Privately-owned housing authorizations were up 6.2 percent to a rate of 1.639 million units in November; single-family authorizations were up 1.3 percent to a pace of 1.143 million units. Privately-owned housing completions were down 12.1 percent to a SAAR of 1.163 million units. Per the US Census Bureau Report, seasonally-adjusted month-over-month (MoM) total housing starts by region included:

  • Northeast: +58.8 percent (-38.6 percent last month)
  • South: -6.0 percent (+12.9 percent last month)
  • Midwest: -4.9 percent (+3.3 percent last month)
  • West: +8.2 percent (+4.2 percent last month)

Seasonally-adjusted MoM single-family housing starts by region included:

  • Northeast: +5.4 percent (-17.9 percent last month)
  • South: -3.1 percent (+6.7 percent last month)
  • Midwest: -9.3 percent (+22.0 percent last month)
  • West: +12.7 percent (+4.4 percent last month)




The 30-year fixed mortgage rate dipped in July from 2.83 to 2.77, the lowest level on record. The NAHB/Wells Fargo Housing Market Index (HMI) ended a string of three consecutive months of record highs and fell by four points to 86 in December.

“Builder confidence fell back from historic levels in December, as housing remains a bright spot for a recovering economy,” said NAHB Chief Economist Robert Dietz. “The issues that have limited housing supply in recent years, including land and material availability and a persistent skilled labor shortage, will continue to place upward pressure on construction costs. As the economy improves with the deployment of a COVID-19 vaccine, interest rates will increase in 2021, further challenging housing affordability in the face of strong demand for single-family homes.”

Market Trends

Per housing market insights published in our most recent issue of the Economic Outlook, demand for single-family housing has increased so rapidly in recent months—fueled by low interest rates and a desire for more space—that there is now a gap between sales and home construction not seen since the housing bust. Inventory for sale is on par with, or at, all-time lows in months-of-current-sales terms (new homes: 3.3 months; resales: 2.5 months).

Coming months could see a moderation in activity, however, at least in resales.
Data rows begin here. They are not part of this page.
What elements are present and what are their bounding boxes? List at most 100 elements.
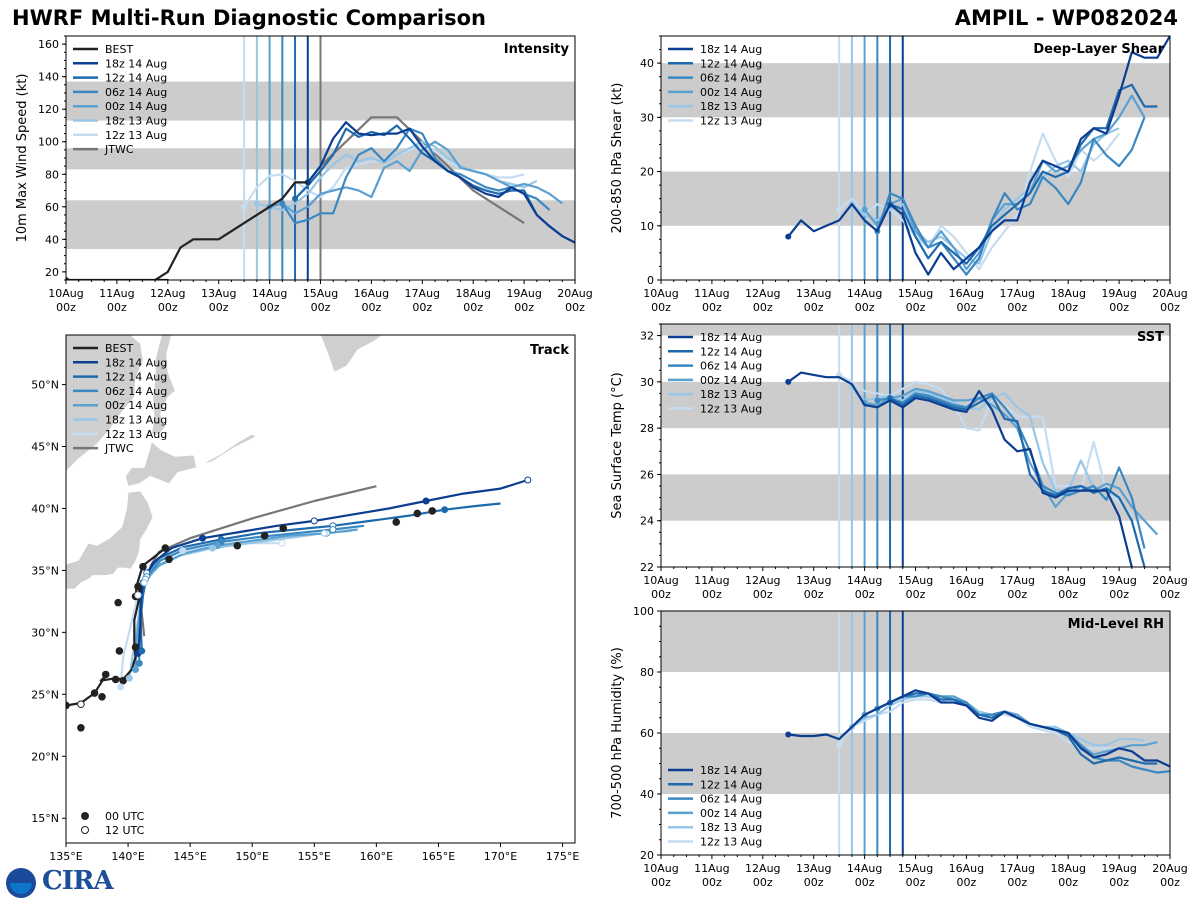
- track-legend-label: BEST: [105, 342, 133, 355]
- track-y-tick-label: 40°N: [31, 502, 59, 515]
- land-shape: [151, 335, 176, 435]
- shear-x-tick-label: 15Aug: [898, 287, 933, 300]
- sst-x-tick-label: 12Aug: [745, 574, 780, 587]
- track-y-tick-label: 45°N: [31, 441, 59, 454]
- track-position-marker: [134, 582, 142, 591]
- sst-legend-label: 06z 14 Aug: [700, 360, 762, 373]
- shear-x-tick-label-hour: 00z: [1160, 301, 1180, 314]
- intensity-x-tick-label-hour: 00z: [158, 301, 178, 314]
- track-position-marker: [115, 647, 124, 655]
- shear-x-tick-label: 13Aug: [796, 287, 831, 300]
- rh-y-axis-label: 700-500 hPa Humidity (%): [610, 647, 625, 819]
- rh-x-tick-label-hour: 00z: [855, 876, 875, 889]
- track-position-marker: [428, 507, 437, 515]
- track-position-marker: [392, 518, 401, 526]
- track-position-marker: [441, 506, 449, 514]
- intensity-init-point: [66, 277, 69, 280]
- track-position-marker: [134, 591, 142, 599]
- rh-x-tick-label-hour: 00z: [957, 876, 977, 889]
- shear-x-tick-label-hour: 00z: [1007, 301, 1027, 314]
- shear-legend-label: 06z 14 Aug: [700, 72, 762, 85]
- intensity-y-tick-label: 120: [38, 103, 59, 116]
- intensity-x-tick-label: 20Aug: [557, 287, 592, 300]
- track-x-tick-label: 145°E: [173, 850, 206, 863]
- sst-x-tick-label-hour: 00z: [804, 588, 824, 601]
- intensity-series-06z-14-aug: [281, 127, 551, 225]
- marker-legend-symbol: [81, 812, 89, 820]
- page-title: HWRF Multi-Run Diagnostic Comparison: [12, 6, 487, 30]
- sst-x-tick-label: 17Aug: [1000, 574, 1035, 587]
- track-y-tick-label: 25°N: [31, 688, 59, 701]
- track-x-tick-label: 140°E: [111, 850, 144, 863]
- rh-y-tick-label: 60: [640, 727, 654, 740]
- track-y-tick-label: 15°N: [31, 812, 59, 825]
- sst-panel-label: SST: [1137, 330, 1164, 345]
- track-frame: [65, 334, 576, 844]
- sst-series-18z-13-aug: [851, 385, 1133, 522]
- rh-band: [661, 611, 1170, 672]
- sst-legend-label: 12z 14 Aug: [700, 345, 762, 358]
- sst-y-axis-label: Sea Surface Temp (°C): [610, 372, 625, 519]
- track-position-marker: [139, 562, 147, 571]
- cira-logo-icon: CIRA: [42, 866, 114, 896]
- sst-y-tick-label: 28: [640, 422, 654, 435]
- intensity-y-tick-label: 40: [45, 233, 59, 246]
- track-position-marker: [413, 509, 422, 518]
- rh-x-tick-label: 11Aug: [694, 862, 729, 875]
- sst-band: [661, 324, 1170, 336]
- shear-x-tick-label-hour: 00z: [753, 301, 773, 314]
- rh-x-tick-label-hour: 00z: [1160, 876, 1180, 889]
- intensity-x-tick-label-hour: 00z: [311, 301, 331, 314]
- intensity-legend-label: 18z 14 Aug: [105, 57, 167, 70]
- track-panel: 135°E 140°E 145°E 150°E 155°E 160°E 165°E 170°E…: [31, 334, 579, 863]
- sst-x-tick-label-hour: 00z: [651, 588, 671, 601]
- track-position-marker: [278, 539, 286, 547]
- sst-x-tick-label-hour: 00z: [702, 588, 722, 601]
- track-position-marker: [422, 497, 430, 505]
- sst-x-tick-label-hour: 00z: [906, 588, 926, 601]
- track-position-marker: [131, 643, 140, 652]
- track-x-tick-label: 175°E: [546, 850, 579, 863]
- track-x-tick-label: 150°E: [235, 850, 268, 863]
- rh-band: [661, 733, 1170, 794]
- track-position-marker: [77, 723, 85, 732]
- sst-x-tick-label-hour: 00z: [1160, 588, 1180, 601]
- track-position-marker: [310, 517, 318, 525]
- rh-x-tick-label-hour: 00z: [804, 876, 824, 889]
- rh-legend-label: 06z 14 Aug: [700, 793, 762, 806]
- intensity-x-tick-label: 14Aug: [252, 287, 287, 300]
- shear-x-tick-label-hour: 00z: [1058, 301, 1078, 314]
- track-legend-label: 18z 13 Aug: [105, 414, 167, 427]
- intensity-panel-label: Intensity: [504, 42, 570, 57]
- shear-x-tick-label: 12Aug: [745, 287, 780, 300]
- sst-x-tick-label: 18Aug: [1050, 574, 1085, 587]
- intensity-x-tick-label-hour: 00z: [107, 301, 127, 314]
- rh-x-tick-label: 20Aug: [1152, 862, 1187, 875]
- track-position-marker: [98, 692, 106, 701]
- shear-init-point: [785, 233, 792, 240]
- rh-x-tick-label: 15Aug: [898, 862, 933, 875]
- intensity-x-tick-label: 12Aug: [150, 287, 185, 300]
- intensity-x-tick-label-hour: 00z: [56, 301, 76, 314]
- marker-legend-symbol: [81, 826, 89, 834]
- intensity-legend-label: 06z 14 Aug: [105, 86, 167, 99]
- track-position-marker: [279, 524, 288, 533]
- sst-x-tick-label: 13Aug: [796, 574, 831, 587]
- sst-legend-label: 00z 14 Aug: [700, 374, 762, 387]
- track-x-tick-label: 170°E: [484, 850, 517, 863]
- intensity-x-tick-label: 18Aug: [455, 287, 490, 300]
- shear-y-tick-label: 20: [640, 166, 654, 179]
- intensity-init-point: [241, 203, 248, 210]
- shear-y-tick-label: 30: [640, 111, 654, 124]
- intensity-legend-label: 12z 13 Aug: [105, 129, 167, 142]
- sst-init-point: [785, 378, 792, 385]
- sst-x-tick-label-hour: 00z: [1058, 588, 1078, 601]
- track-legend-label: 18z 14 Aug: [105, 356, 167, 369]
- sst-x-tick-label: 15Aug: [898, 574, 933, 587]
- intensity-x-tick-label-hour: 00z: [565, 301, 585, 314]
- track-position-marker: [161, 544, 170, 552]
- shear-legend-label: 12z 13 Aug: [700, 115, 762, 128]
- track-x-tick-label: 135°E: [49, 850, 82, 863]
- track-y-tick-label: 20°N: [31, 750, 59, 763]
- shear-y-tick-label: 10: [640, 220, 654, 233]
October pending home sales decreased by 1.1 percent, the second decrease in as many months. Most analysts attribute the pullback to rising prices from scarce inventory and low interest rates, combined with tightening credit standards.

That combination has resulted in homebuyers being required to make the biggest down payments in at least two decades. The median down payment for single-family homes and condos was $20,775 in 3Q, up 69 percent from $12,325 a year earlier. Borrowers paid 6.6 percent of the median sale price of homes financed in the quarter, up from 4.7 percent a year earlier and the highest level since 2018. The median 3Q loan amount of $275,500 was the highest since 2000, up 24 percent YoY. “Down payments are rising at a time when lenders are tightening their guidelines,” said ATTOM Data Solutions’ Todd Teta. “Lenders have grown more cautious in order to protect themselves from more delinquencies.”
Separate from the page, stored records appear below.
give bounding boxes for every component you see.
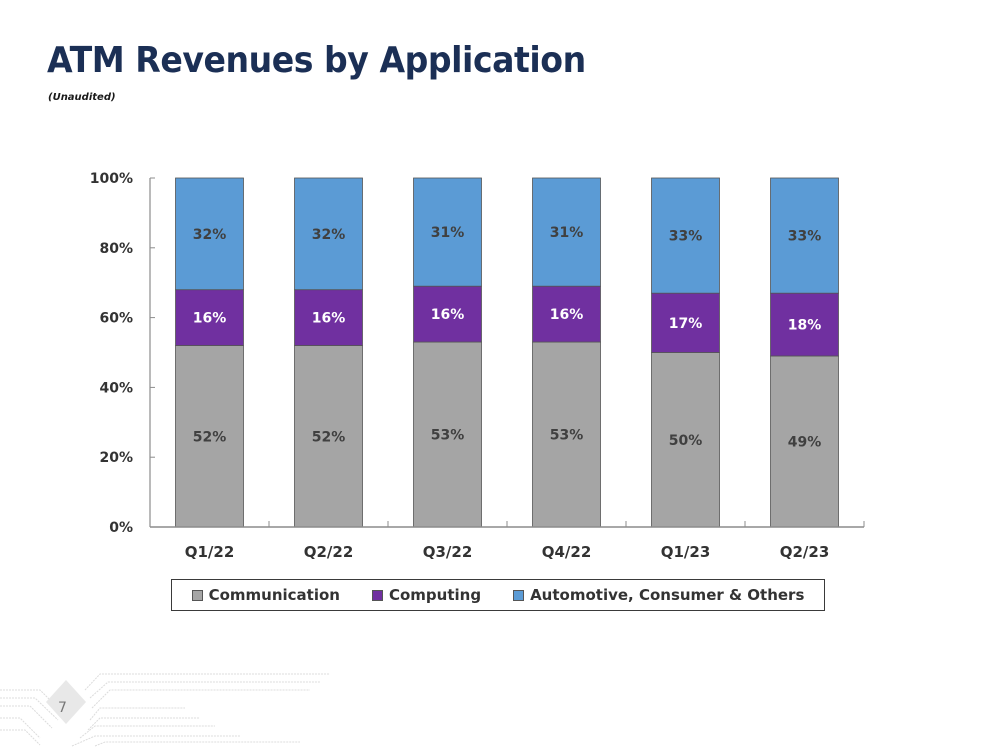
y-tick-label: 40% [99, 380, 133, 396]
data-label-automotive: 32% [193, 227, 227, 243]
y-tick-label: 80% [99, 241, 133, 257]
legend-label-computing: Computing [388, 586, 482, 604]
bar-segment-automotive [175, 177, 244, 291]
data-label-automotive: 31% [550, 225, 584, 241]
data-label-computing: 16% [193, 311, 227, 327]
y-tick-label: 60% [99, 311, 133, 327]
bar-segment-computing [294, 289, 363, 346]
slide-subtitle: (Unaudited) [48, 92, 116, 103]
bar-segment-communication [413, 341, 482, 528]
bar-segment-automotive [413, 177, 482, 287]
y-tick-label: 0% [109, 520, 133, 536]
bar-segment-communication [770, 355, 839, 528]
legend-item-computing: Computing [371, 586, 482, 604]
data-label-automotive: 33% [788, 229, 822, 245]
bar-segment-communication [532, 341, 601, 528]
x-tick-label: Q1/22 [185, 543, 235, 561]
x-tick-label: Q3/22 [423, 543, 473, 561]
x-tick-label: Q2/23 [780, 543, 830, 561]
bar-segment-computing [413, 285, 482, 343]
x-tick-label: Q1/23 [661, 543, 711, 561]
legend-item-automotive: Automotive, Consumer & Others [513, 586, 804, 604]
bar-segment-communication [175, 345, 244, 528]
legend-item-communication: Communication [191, 586, 340, 604]
legend-label-communication: Communication [208, 586, 340, 604]
data-label-automotive: 32% [312, 227, 346, 243]
data-label-automotive: 33% [669, 229, 703, 245]
data-label-communication: 52% [193, 429, 227, 445]
bar-segment-communication [651, 352, 720, 528]
data-label-computing: 16% [431, 307, 465, 323]
slide-title: ATM Revenues by Application [47, 40, 586, 81]
bar-segment-computing [532, 285, 601, 343]
y-tick-label: 100% [90, 171, 133, 187]
bar-segment-automotive [651, 177, 720, 294]
data-label-communication: 50% [669, 433, 703, 449]
x-tick-label: Q4/22 [542, 543, 592, 561]
legend-swatch-automotive [513, 589, 525, 601]
bar-segment-automotive [294, 177, 363, 291]
data-label-computing: 16% [312, 311, 346, 327]
data-label-automotive: 31% [431, 225, 465, 241]
circuit-decoration [0, 673, 330, 747]
legend-label-automotive: Automotive, Consumer & Others [530, 586, 805, 604]
data-label-computing: 16% [550, 307, 584, 323]
legend-swatch-communication [191, 589, 203, 601]
data-label-communication: 53% [431, 428, 465, 444]
bar-segment-automotive [532, 177, 601, 287]
bar-segment-computing [651, 292, 720, 353]
x-tick-label: Q2/22 [304, 543, 354, 561]
data-label-communication: 52% [312, 429, 346, 445]
bar-segment-communication [294, 345, 363, 528]
data-label-communication: 53% [550, 428, 584, 444]
data-label-computing: 18% [788, 318, 822, 334]
page-number: 7 [58, 700, 67, 716]
bar-segment-computing [175, 289, 244, 346]
page-number-diamond [46, 680, 86, 724]
data-label-computing: 17% [669, 316, 703, 332]
y-tick-label: 20% [99, 450, 133, 466]
chart-legend: Communication Computing Automotive, Cons… [171, 579, 825, 611]
bar-segment-automotive [770, 177, 839, 294]
legend-swatch-computing [371, 589, 383, 601]
data-label-communication: 49% [788, 434, 822, 450]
“While low rates and favorable demographic tailwinds should keep buyer demand elevated going forward, steadily rising home prices may constrain some buying activity in the months to come,” Zillow’s Matthew Speakman concluded.”

Doug Duncan, chief economist at Fannie Mae echoed a similar sentiment: “While housing construction has helped drive the economic recovery to date, we believe the rapid rebound phase has likely passed. November’s single-family starts pace was a little stronger than we had expected, but the comparatively modest increase of only 0.4% over the month (compared with over 7% the prior two months) is consistent with our view that the starts pace will soon level off and even pull back somewhat.”